The bottom half of this work is so intensely captivating that at first we fail to see that the trees and bracken landscape high above the slope, are about as lifelike as the reflected life the boy ponders beneath him. An easy mistake to make however considering the entrancing perplexity of the narrative on display. Doig’s far off capture of contemplation showing both the boy reflective of his own image and thoughts, but also reflective of ourselves as we too scour the meditative image before us.
We’re watching him watch himself, which gives an odd intimacy. ‘Blotter’ seems aware of this, referring within its title both to, as Doig put it, ‘the notion of being absorbed into a place, but also to the process through which the painting developed: soaking paint into the canvas’.
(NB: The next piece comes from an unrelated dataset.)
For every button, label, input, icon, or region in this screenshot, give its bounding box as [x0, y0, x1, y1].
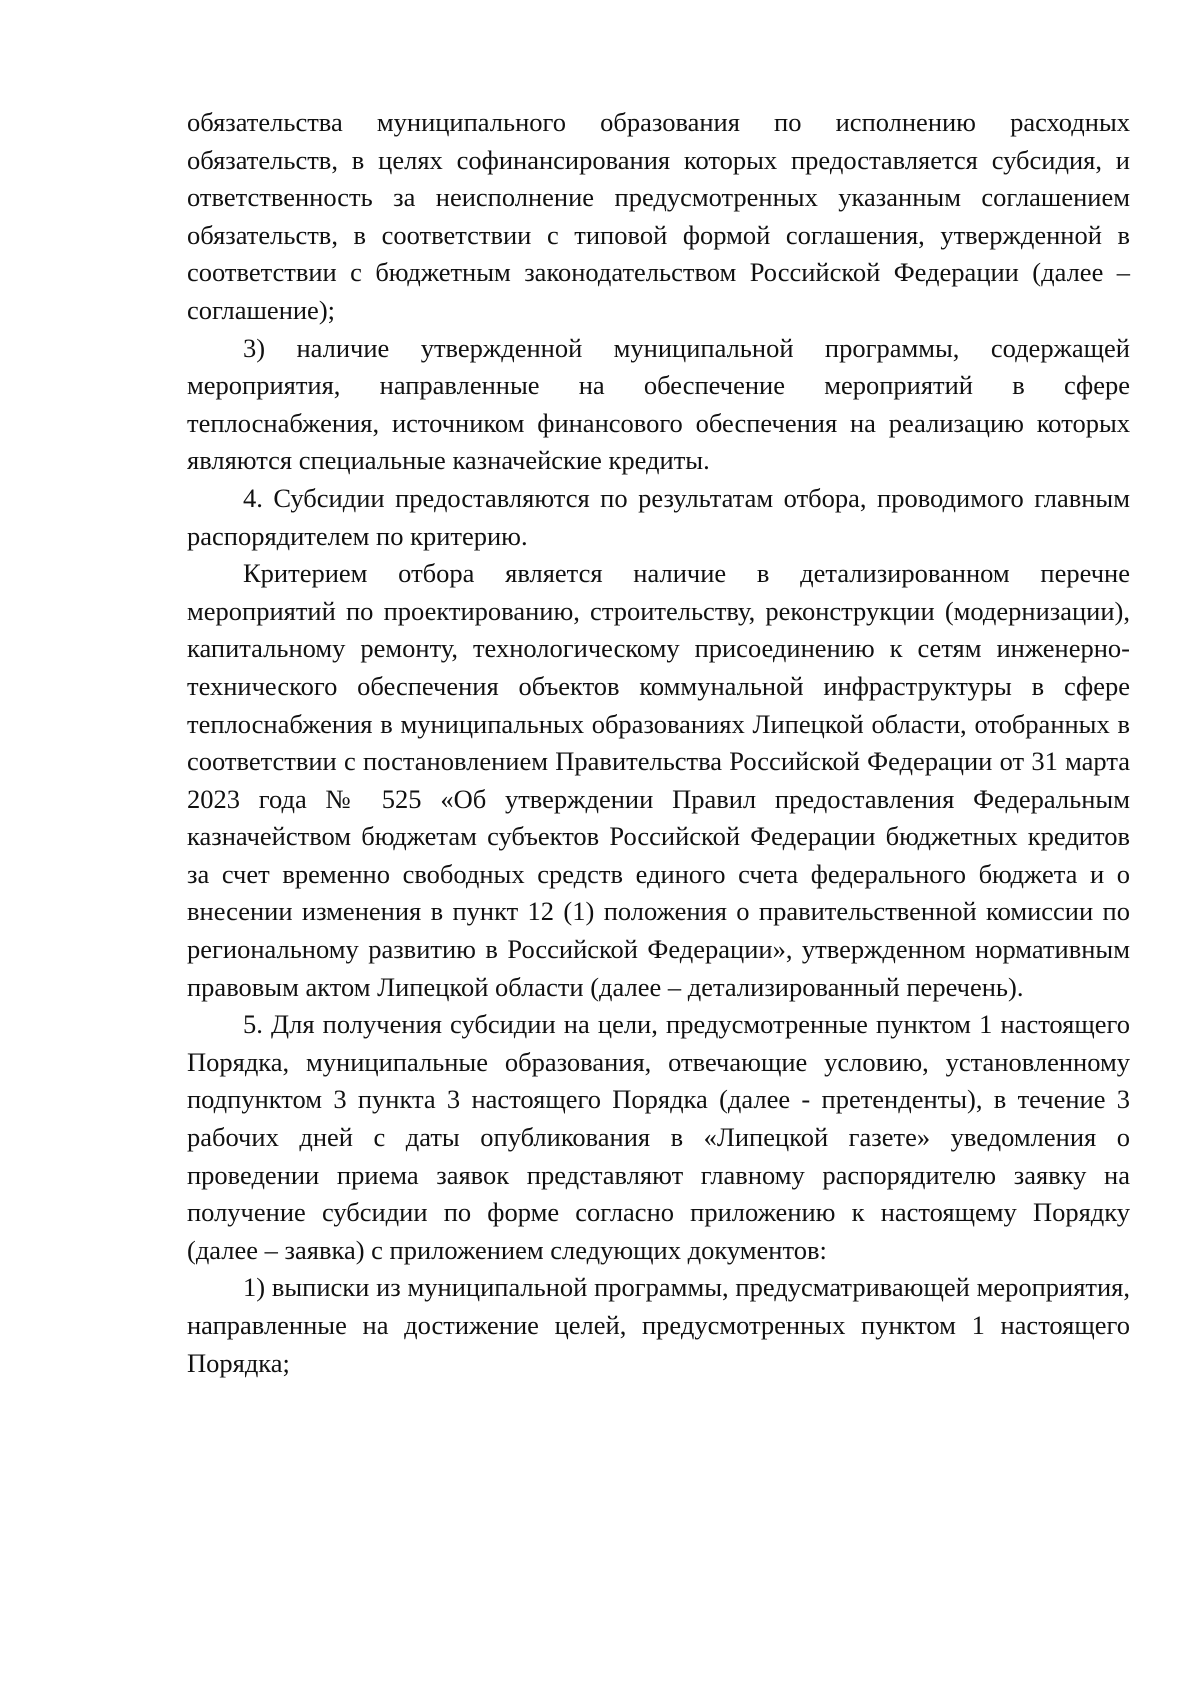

There is exquisite skill throughout; the water forming a delicate swirl of distortions, masterfully mixing both the reflections themselves from elsewhere in the image, as well as the moments in which these echoes intersperse and spill. The very weather of the scene is dealt with equally well, small nicks and white thumbing against the frame suggesting old reel footage, evoking a place out of time.
Logic reigns in the ordering of the presentation here, with everything coming across horizontal in bands of colour. The boy skewered between two certainties amid his contemplation. The lower portion featuring the exuberance of another life, the higher middle a jagged depthless quality to a reality of ours.